Thinking mode produces better output but takes 3–10x longer. Route time, weather, and timer queries through fast paths that skip the LLM entirely. Reserve extended reasoning for queries that actually benefit from it.
When GPU services start simultaneously at boot, they race for hardware initialization. Use After= dependencies and ExecStartPre=/bin/sleep N to sequence them. This applies to both CUDA and ROCm systems.
Linux assigns USB audio device numbers dynamically. Configure ALSA by device name, not number. One line in ~/.asoundrc eliminates an entire category of reliability issues on embedded voice hardware.

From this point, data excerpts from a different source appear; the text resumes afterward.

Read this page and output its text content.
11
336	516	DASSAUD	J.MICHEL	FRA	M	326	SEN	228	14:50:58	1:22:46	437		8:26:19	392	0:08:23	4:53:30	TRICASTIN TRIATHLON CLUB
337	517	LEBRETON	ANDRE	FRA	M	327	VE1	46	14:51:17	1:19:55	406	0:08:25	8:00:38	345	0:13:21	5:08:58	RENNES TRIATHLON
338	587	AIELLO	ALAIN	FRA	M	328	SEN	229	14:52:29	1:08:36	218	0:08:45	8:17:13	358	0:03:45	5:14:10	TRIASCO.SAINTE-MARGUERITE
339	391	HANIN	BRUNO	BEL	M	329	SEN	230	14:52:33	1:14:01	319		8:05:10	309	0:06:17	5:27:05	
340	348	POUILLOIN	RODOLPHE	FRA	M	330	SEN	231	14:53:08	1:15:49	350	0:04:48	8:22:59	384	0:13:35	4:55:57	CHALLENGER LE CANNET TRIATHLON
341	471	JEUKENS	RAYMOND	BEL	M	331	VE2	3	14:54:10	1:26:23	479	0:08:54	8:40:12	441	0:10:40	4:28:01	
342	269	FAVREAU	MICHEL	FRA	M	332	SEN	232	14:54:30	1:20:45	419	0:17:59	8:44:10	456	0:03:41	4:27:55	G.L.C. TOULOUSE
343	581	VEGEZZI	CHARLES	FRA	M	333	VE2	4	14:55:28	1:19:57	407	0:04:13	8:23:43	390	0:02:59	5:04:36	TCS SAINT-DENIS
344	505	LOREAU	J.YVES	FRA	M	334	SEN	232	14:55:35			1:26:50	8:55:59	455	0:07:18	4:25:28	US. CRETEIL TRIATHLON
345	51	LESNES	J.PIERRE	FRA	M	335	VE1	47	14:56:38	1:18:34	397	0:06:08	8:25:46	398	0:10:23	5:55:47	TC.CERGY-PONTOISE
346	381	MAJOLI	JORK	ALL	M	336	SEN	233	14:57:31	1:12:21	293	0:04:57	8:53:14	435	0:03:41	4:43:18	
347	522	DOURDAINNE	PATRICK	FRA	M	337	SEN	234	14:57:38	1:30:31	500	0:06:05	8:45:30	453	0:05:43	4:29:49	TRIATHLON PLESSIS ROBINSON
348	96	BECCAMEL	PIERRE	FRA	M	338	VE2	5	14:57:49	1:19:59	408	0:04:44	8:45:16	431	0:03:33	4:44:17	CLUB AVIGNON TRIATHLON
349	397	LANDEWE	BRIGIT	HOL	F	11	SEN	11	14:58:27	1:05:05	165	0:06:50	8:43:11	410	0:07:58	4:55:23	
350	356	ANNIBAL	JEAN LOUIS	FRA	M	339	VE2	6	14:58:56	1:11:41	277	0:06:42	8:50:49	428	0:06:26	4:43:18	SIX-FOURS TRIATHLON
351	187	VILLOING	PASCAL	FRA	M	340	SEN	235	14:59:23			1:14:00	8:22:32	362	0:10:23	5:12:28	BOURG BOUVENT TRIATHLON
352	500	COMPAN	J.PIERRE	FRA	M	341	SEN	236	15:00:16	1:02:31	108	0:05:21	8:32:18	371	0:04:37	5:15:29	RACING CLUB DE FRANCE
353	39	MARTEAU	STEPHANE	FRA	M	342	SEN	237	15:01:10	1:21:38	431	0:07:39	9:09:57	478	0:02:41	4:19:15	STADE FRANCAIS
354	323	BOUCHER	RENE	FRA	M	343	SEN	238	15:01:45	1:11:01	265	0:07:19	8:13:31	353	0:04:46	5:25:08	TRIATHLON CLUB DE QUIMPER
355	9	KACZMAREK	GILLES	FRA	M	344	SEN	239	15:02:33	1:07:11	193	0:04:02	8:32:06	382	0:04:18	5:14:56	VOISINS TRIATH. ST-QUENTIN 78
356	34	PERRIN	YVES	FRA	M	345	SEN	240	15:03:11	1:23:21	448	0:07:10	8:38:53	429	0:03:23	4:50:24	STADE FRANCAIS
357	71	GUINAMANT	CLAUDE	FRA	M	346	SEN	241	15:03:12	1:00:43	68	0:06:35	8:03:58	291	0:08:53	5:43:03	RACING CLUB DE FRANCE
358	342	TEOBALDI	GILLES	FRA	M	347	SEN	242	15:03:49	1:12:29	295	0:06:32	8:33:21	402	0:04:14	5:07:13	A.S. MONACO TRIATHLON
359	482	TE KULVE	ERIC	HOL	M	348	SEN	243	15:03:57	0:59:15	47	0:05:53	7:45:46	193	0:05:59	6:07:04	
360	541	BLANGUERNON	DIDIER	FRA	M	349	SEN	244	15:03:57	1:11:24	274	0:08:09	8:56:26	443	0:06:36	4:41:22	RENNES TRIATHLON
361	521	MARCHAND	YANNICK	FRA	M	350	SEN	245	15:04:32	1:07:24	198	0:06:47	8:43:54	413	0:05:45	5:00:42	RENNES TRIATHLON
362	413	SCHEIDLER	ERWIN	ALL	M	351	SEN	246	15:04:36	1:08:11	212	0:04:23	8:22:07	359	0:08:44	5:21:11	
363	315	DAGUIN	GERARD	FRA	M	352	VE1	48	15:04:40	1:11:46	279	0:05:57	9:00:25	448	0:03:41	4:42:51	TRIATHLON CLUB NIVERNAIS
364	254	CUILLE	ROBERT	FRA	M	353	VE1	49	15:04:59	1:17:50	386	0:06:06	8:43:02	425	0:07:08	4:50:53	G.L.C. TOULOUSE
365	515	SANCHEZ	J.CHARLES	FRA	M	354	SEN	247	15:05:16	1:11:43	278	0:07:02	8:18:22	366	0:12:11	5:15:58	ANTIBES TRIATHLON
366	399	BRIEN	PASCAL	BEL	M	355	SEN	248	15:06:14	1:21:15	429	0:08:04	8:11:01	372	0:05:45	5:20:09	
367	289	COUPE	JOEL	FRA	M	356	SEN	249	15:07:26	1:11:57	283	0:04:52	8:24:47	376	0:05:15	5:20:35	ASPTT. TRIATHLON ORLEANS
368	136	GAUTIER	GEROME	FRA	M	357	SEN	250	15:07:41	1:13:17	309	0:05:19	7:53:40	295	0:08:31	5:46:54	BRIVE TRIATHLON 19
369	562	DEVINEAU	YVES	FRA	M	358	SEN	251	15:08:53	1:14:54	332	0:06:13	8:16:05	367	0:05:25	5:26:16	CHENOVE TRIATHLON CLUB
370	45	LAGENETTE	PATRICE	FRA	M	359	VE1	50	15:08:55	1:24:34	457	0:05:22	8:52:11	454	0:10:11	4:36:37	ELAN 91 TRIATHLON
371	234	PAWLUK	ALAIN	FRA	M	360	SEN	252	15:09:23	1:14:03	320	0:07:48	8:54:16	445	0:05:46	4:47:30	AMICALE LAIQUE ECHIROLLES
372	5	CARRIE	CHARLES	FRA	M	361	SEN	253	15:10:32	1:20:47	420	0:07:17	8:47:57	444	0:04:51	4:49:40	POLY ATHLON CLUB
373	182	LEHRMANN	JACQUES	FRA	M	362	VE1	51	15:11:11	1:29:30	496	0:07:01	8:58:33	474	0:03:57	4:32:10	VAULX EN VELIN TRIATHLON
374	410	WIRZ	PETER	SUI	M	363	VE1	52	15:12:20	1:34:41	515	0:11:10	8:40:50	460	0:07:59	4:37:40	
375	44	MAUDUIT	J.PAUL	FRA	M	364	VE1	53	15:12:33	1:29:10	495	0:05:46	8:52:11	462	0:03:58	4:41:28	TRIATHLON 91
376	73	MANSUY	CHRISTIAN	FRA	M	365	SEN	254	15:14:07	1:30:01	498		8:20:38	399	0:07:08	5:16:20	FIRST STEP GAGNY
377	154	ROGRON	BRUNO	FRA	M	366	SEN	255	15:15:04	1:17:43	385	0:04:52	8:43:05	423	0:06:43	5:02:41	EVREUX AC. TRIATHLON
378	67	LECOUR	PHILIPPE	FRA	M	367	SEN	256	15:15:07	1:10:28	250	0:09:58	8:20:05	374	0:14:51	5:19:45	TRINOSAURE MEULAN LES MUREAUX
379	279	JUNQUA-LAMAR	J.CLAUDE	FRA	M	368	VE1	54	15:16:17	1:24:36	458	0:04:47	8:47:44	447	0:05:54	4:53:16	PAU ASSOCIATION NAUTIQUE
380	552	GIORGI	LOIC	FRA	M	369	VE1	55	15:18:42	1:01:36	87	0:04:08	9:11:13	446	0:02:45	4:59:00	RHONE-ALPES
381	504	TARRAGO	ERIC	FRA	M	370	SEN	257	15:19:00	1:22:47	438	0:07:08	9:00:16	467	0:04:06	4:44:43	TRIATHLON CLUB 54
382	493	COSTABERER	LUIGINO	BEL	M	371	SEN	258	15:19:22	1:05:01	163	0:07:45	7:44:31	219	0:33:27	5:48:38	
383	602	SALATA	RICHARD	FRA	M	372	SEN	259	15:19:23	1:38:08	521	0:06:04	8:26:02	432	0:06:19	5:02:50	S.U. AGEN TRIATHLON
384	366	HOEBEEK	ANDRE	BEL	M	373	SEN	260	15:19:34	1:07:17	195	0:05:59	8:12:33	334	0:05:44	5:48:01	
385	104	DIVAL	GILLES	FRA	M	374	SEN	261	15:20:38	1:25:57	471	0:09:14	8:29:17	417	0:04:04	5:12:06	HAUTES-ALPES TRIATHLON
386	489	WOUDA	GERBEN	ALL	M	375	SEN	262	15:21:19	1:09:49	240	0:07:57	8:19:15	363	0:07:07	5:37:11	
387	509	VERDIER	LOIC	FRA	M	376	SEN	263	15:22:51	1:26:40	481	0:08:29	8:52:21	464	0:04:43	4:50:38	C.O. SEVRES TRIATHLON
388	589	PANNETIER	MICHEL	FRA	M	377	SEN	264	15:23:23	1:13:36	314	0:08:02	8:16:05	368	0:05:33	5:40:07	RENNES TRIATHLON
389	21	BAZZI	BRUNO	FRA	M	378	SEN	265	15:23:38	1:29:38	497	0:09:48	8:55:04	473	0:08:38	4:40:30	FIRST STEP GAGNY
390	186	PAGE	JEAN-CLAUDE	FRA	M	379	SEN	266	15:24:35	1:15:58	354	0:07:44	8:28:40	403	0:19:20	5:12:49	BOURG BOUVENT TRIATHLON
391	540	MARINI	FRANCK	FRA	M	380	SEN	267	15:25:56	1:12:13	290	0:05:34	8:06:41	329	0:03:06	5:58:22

A GPIO button for voice recording removes all friction from the capture workflow. The constraint of hardware forces thinking about the actual user experience. Software always has one more step; hardware doesn't.
On 24GB, the difference between q4_0 and q8_0 KV cache is roughly 8K vs 65K usable context for a 26B model. Combined with flash attention, quantized KV cache is what makes large context windows practical on consumer hardware.
Running a 122B model locally on a single consumer device changes what's possible. Token generation is slower than a discrete GPU on smaller models, but the capability tier — and the context window — is completely different.